A broad coalition of community members from Watertown participated in the 2015 Mother’s Day Walk for Peace in Dorchester.
According to the Rev. Amy McCreath of Good Shepherd Church and the Rev. Mark Harris of First Parish Church, 85 people, including a large number of middle school and high school students, filled two school buses that departed Watertown Square at 7:30 a.m. on Sunday, May 11th. We marched as a group we called “Watertown Walks for Peace” in the hopes of building bridges across difference here in Watertown and supporting the wise work for justice led by others in the Boston area. We also walked to speak out about the needless and senseless violence in our schools, on our streets, and in our neighborhoods. The group raised over $2,675 to support the vital work of the Louis D. Brown Peace Institute, which helps families who have lost loved
ones to violence.
The Mother’s Day Walk for Peace was created in 1996 and has become a place for survivors of homicide victims and friends to experience support and love from thousands of others who pledge their commitment to peace. This year fifteen thousand walkers raised over $330,000.

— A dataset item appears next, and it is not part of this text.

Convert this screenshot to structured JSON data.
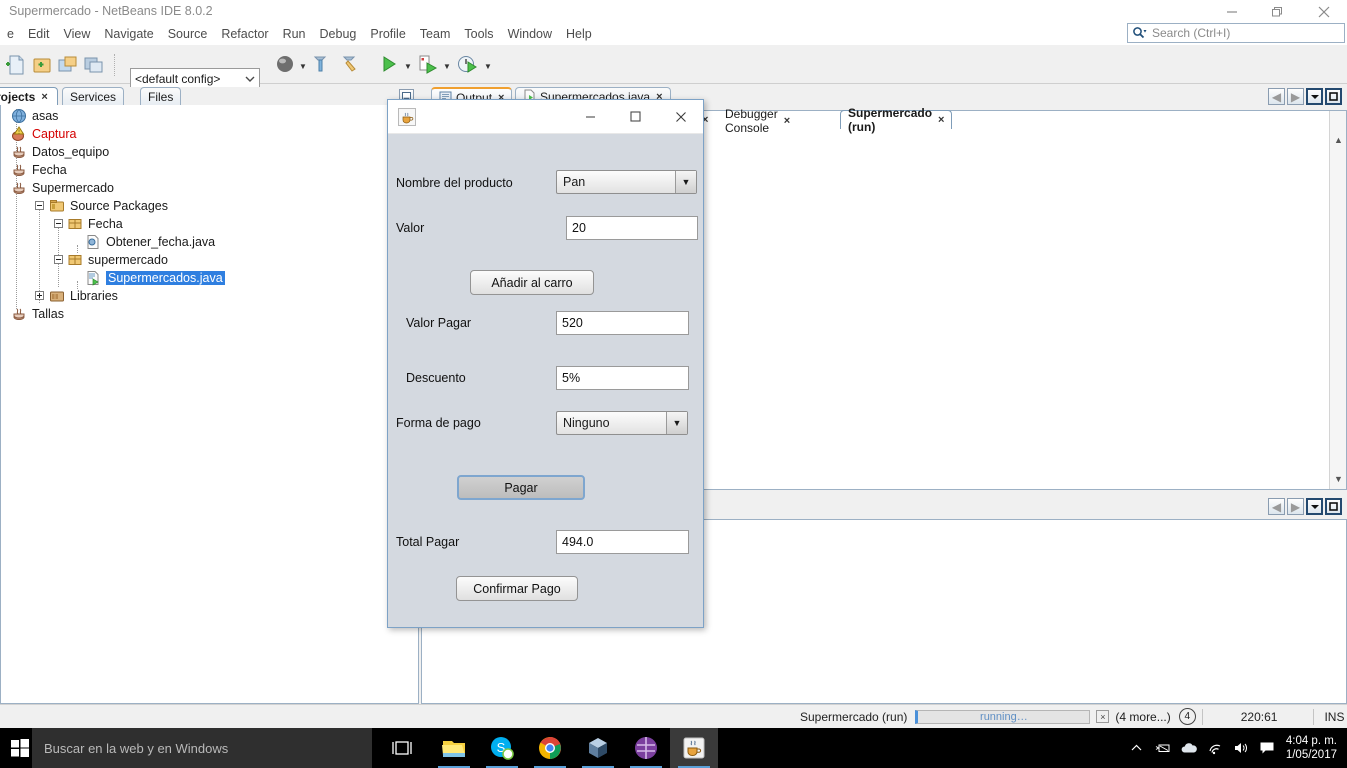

During the Walk members of the Watertown group fanned out to meet fellow walkers. Pastor Amy spoke with Milton Jones, Director of Operations at the Peace Institute, a survivor who lost two brothers and a stepson to gun violence. As they walked, many young adults came up to chat, joke, and ask Milton questions. He considers his work a spiritual calling and said that doing it gives him hope. A teacher from Roxbury who lost both a student and a nephew to gun violence said, “We must keep walking, and praying, and speaking up, for as long as it takes.”
Pastor Amy also met the Rev. Harry Jean-Jacques of the Church of the Holy Spirit (Episcopal) in Mattapan, where Odin Lloyd worshipped. The Reverend said the Walk gives him energy to continue the church’s work to help educate, feed, and support children and teens, and that it’s comforting to know “we are not alone.” Odin Lloyd’s mother, Ursula Ward, walked with a large contingent of family and friends, as did the family of Boston Marathon bombing victim Martin Richard. Both Ursula Ward and Denise Richard spoke at the rally following the Walk.
Larry Raskin of World in Watertown met the uncle of Jaewon Martin, a 14-year-old honors student at the Timilty Middle School in Roxbury who was shot in 2010 while playing basketball in what was apparently a case of mistaken identity involving rival gangs. His uncle said ‘he was in the wrong place at the wrong time; we are walking today in his memory’.
Merveline Chambers, the mother of Ivol Brown, walked with ‘Team Ivol’. Her 17-year-old son was stabbed to death in Mattapan on Memorial Day in 2010. Ivol was an artist and community leader who tried to secure summer jobs for youth. Merveline is a member of Mothers for Justice and Equality (MJE), whose founder and president, Monalisa Smith, was the keynote speaker at Watertown’s 2014 Unity Breakfast.
These stories put faces and names to the raw numbers we read about in the news, and reveal the great pain and suffering families and friends experience. Survivors at the Walk shared their desire to remember those they lost and do something positive for peace in their communities.
Three elected officials were part of the Watertown contingent: Senator Will Brownsberger, Representative Jon Hecht, and Councilor Tony Palomba. Will Brownsberger said he sees the Walk as “an opportunity to stand for peace and justice.”
He added that it’s important for all communities to stand for what is a national issue. Jon Hecht said it’s a critical moment for us to be together to make a statement about violence in some of our communities. “We’re lucky to live in a town that’s very peaceful.” He also recognized that there’s always more we can do to make everyone in Watertown feel welcome and valued. Our youth have opportunities to learn about people from many backgrounds and cultures, and this creates conditions for deeper understanding.
Tony Palomba shared that “it was particularly important to be part of the Mother’s Day March for Peace this year in light of the deaths in Ferguson, St. Louis, Staten Island, and Baltimore. Both as a resident of Watertown and a Town Councilor I look forward to even greater participation from Watertown in next year’s march.”
The group that organized the Watertown Walks for Peace contingent vowed to do more outreach to mobilize an even larger group next year, which will mark the twentieth anniversary of the Mother’s Day Walk for Peace.